Situasi ini, kata Ida, menjadi latar terbentuknya kohesi sosial yang justru dibangun atas dasar kesadaran kolektif terhadap pembangunan kota yang tidak berkeadilan sosial.

Pemicu

Lebih lanjut, Ida menjelaskan tindakan kekerasan remaja umumnya lebih dipicu oleh lingkungan sosial, khususnya peer group atau kelompok sebaya yang terbentuk di sekolah maupun di lingkungan tempat tinggal.

Dalam konteks ini, peran keluarga dan sekolah kerap kali tidak cukup kuat untuk menjadi kontrol sosial yang efektif.

“Upaya pencegahan seharusnya bisa berbasis komunitas TMSK sinkronisasi peran keluarga, sekolah, dan infrastruktur sosial, khususnya kelompok-kelompok keagamaan di komunitas,” ujar dia.

Tayangan Kekerasan

Dalam kesempatan itu, Ida turut menyoroti peran media dalam membentuk pola pikir dan perilaku remaja. Tayangan kekerasan, dinilai ikut berkontribusi dalam membentuk pola perilaku antisosial yang ditiru oleh anak-anak muda.

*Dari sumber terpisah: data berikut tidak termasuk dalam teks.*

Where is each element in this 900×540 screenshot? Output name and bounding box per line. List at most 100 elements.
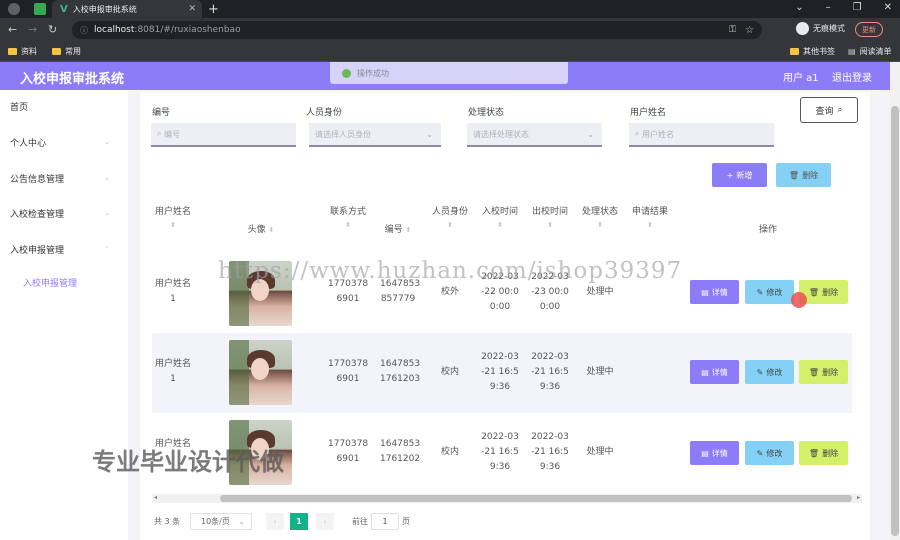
- watermark-url: https://www.huzhan.com/ishop39397: [218, 258, 683, 284]
- sort-icon[interactable]: ⬍: [580, 221, 620, 229]
- edit-button[interactable]: ✎ 修改: [745, 441, 794, 465]
- reload-icon[interactable]: ↻: [48, 23, 57, 36]
- app-header: 入校申报审批系统 操作成功 用户 a1 退出登录: [0, 62, 890, 90]
- sort-icon[interactable]: ⬍: [406, 226, 412, 234]
- detail-button[interactable]: ▤ 详情: [690, 360, 739, 384]
- app-tab-icon[interactable]: [34, 3, 46, 15]
- cell-status: 处理中: [586, 367, 614, 377]
- incognito-indicator[interactable]: 无痕模式: [796, 22, 845, 35]
- table-horizontal-scrollbar[interactable]: ◂ ▸: [152, 494, 862, 503]
- folder-icon: [790, 48, 799, 55]
- add-button[interactable]: + 新增: [712, 163, 767, 187]
- sort-icon[interactable]: ⬍: [480, 221, 520, 229]
- maximize-icon[interactable]: ❐: [853, 2, 862, 13]
- avatar[interactable]: [229, 340, 292, 405]
- chevron-down-icon: ⌄: [426, 129, 433, 139]
- new-tab-button[interactable]: +: [208, 0, 219, 18]
- sidebar-subitem-apply-manage[interactable]: 入校申报管理: [0, 272, 120, 292]
- status-select[interactable]: 请选择处理状态 ⌄: [467, 123, 602, 147]
- goto-page-input[interactable]: 1: [371, 513, 399, 530]
- column-header[interactable]: 人员身份 ⬍: [430, 204, 470, 229]
- app-title: 入校申报审批系统: [20, 72, 125, 87]
- goto-label: 前往: [352, 517, 368, 526]
- url-path: :8081/#/ruxiaoshenbao: [134, 25, 241, 35]
- bookmark-folder[interactable]: 其他书签: [790, 46, 835, 57]
- column-header[interactable]: 出校时间 ⬍: [530, 204, 570, 229]
- sort-icon[interactable]: ⬍: [530, 221, 570, 229]
- cell-out-time: 2022-03 -21 16:5 9:36: [531, 432, 569, 472]
- sort-icon[interactable]: ⬍: [430, 221, 470, 229]
- forward-icon[interactable]: →: [28, 23, 37, 36]
- edit-button[interactable]: ✎ 修改: [745, 280, 794, 304]
- logout-link[interactable]: 退出登录: [832, 69, 872, 84]
- page-scrollbar[interactable]: [890, 62, 900, 540]
- next-page-button[interactable]: ›: [316, 513, 334, 530]
- active-tab[interactable]: V 入校申报审批系统 ✕: [52, 0, 202, 18]
- sidebar-item-apply[interactable]: 入校申报管理 ⌃: [0, 239, 120, 259]
- detail-button[interactable]: ▤ 详情: [690, 441, 739, 465]
- column-header[interactable]: 用户姓名 ⬍: [152, 204, 194, 229]
- cell-out-time: 2022-03 -21 16:5 9:36: [531, 352, 569, 392]
- cell-code: 1647853 1761203: [380, 359, 421, 384]
- key-icon[interactable]: ⚿: [729, 25, 736, 35]
- column-header[interactable]: 入校时间 ⬍: [480, 204, 520, 229]
- sort-icon[interactable]: ⬍: [269, 226, 275, 234]
- chrome-icon[interactable]: [8, 3, 20, 15]
- minimize-icon[interactable]: –: [826, 2, 831, 13]
- star-icon[interactable]: ☆: [745, 25, 754, 36]
- check-circle-icon: [342, 68, 351, 78]
- pagination-total: 共 3 条: [154, 517, 181, 526]
- chevron-up-icon: ⌃: [104, 245, 110, 253]
- username-input[interactable]: ⌕ 用户姓名: [629, 123, 774, 147]
- tab-title: 入校申报审批系统: [72, 4, 137, 14]
- reading-list-icon: ▤: [848, 47, 856, 56]
- back-icon[interactable]: ←: [8, 23, 17, 36]
- delete-button[interactable]: 🗑 删除: [799, 360, 848, 384]
- bookmark-folder[interactable]: 常用: [52, 46, 81, 57]
- page-size-select[interactable]: 10条/页 ⌄: [190, 513, 252, 530]
- url-field[interactable]: ⓘ localhost:8081/#/ruxiaoshenbao ☆ ⚿: [72, 21, 762, 39]
- trash-icon: 🗑: [808, 448, 820, 458]
- identity-select[interactable]: 请选择人员身份 ⌄: [309, 123, 441, 147]
- column-header[interactable]: 申请结果 ⬍: [630, 204, 670, 229]
- document-icon: ▤: [701, 448, 709, 458]
- close-window-icon[interactable]: ✕: [884, 2, 892, 13]
- close-tab-icon[interactable]: ✕: [188, 4, 196, 14]
- user-label: 用户 a1: [783, 73, 819, 84]
- scroll-right-icon[interactable]: ▸: [857, 494, 860, 501]
- batch-delete-button[interactable]: 🗑 删除: [776, 163, 831, 187]
- bookmark-folder[interactable]: 资料: [8, 46, 37, 57]
- sidebar-item-personal[interactable]: 个人中心 ⌄: [0, 132, 120, 152]
- sidebar-item-notice[interactable]: 公告信息管理 ⌄: [0, 168, 120, 188]
- sidebar-item-home[interactable]: 首页: [0, 96, 120, 116]
- column-header[interactable]: 处理状态 ⬍: [580, 204, 620, 229]
- edit-button[interactable]: ✎ 修改: [745, 360, 794, 384]
- column-header[interactable]: 联系方式 ⬍: [328, 204, 368, 229]
- trash-icon: 🗑: [788, 170, 800, 180]
- search-icon: ⌕: [635, 129, 640, 138]
- pencil-icon: ✎: [756, 448, 764, 458]
- update-button[interactable]: 更新: [855, 22, 883, 37]
- detail-button[interactable]: ▤ 详情: [690, 280, 739, 304]
- dropdown-icon[interactable]: ⌄: [795, 2, 803, 13]
- page-number-current[interactable]: 1: [290, 513, 308, 530]
- reading-list[interactable]: ▤ 阅读清单: [848, 46, 892, 57]
- cell-identity: 校内: [440, 367, 459, 377]
- sort-icon[interactable]: ⬍: [152, 221, 194, 229]
- info-icon[interactable]: ⓘ: [80, 25, 88, 36]
- vue-icon: V: [60, 3, 68, 15]
- scroll-left-icon[interactable]: ◂: [154, 494, 157, 501]
- cell-phone: 1770378 6901: [328, 439, 369, 464]
- column-header-actions: 操作: [758, 225, 777, 235]
- code-input[interactable]: ⌕ 编号: [151, 123, 296, 147]
- incognito-icon: [796, 22, 809, 35]
- query-button[interactable]: 查询 ⌕: [800, 97, 858, 123]
- column-header[interactable]: 头像 ⬍: [244, 222, 278, 235]
- sort-icon[interactable]: ⬍: [328, 221, 368, 229]
- sort-icon[interactable]: ⬍: [630, 221, 670, 229]
- column-header[interactable]: 编号 ⬍: [380, 222, 416, 235]
- prev-page-button[interactable]: ‹: [266, 513, 284, 530]
- sidebar-item-check[interactable]: 入校检查管理 ⌄: [0, 203, 120, 223]
- cell-code: 1647853 1761202: [380, 439, 421, 464]
- delete-button[interactable]: 🗑 删除: [799, 441, 848, 465]
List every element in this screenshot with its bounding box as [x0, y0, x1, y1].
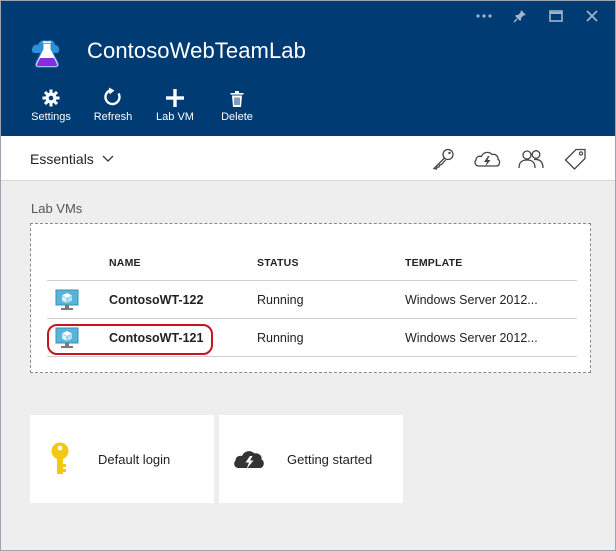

“Catatan utama perlu ditujukan kepada media, termasuk film-film genre kekerasan, intensitas info-info atau tayangan kekerasan, termasuk kekerasan dari ormas-ormas atau pihak-pihak lain yang dijadikan rujukan (role model) dalam bersikap dan berperilaku. Negara harus ikut aktif mengontrol media, yang lebih dominan menayangkan perilaku anti sosial,” tandas dia.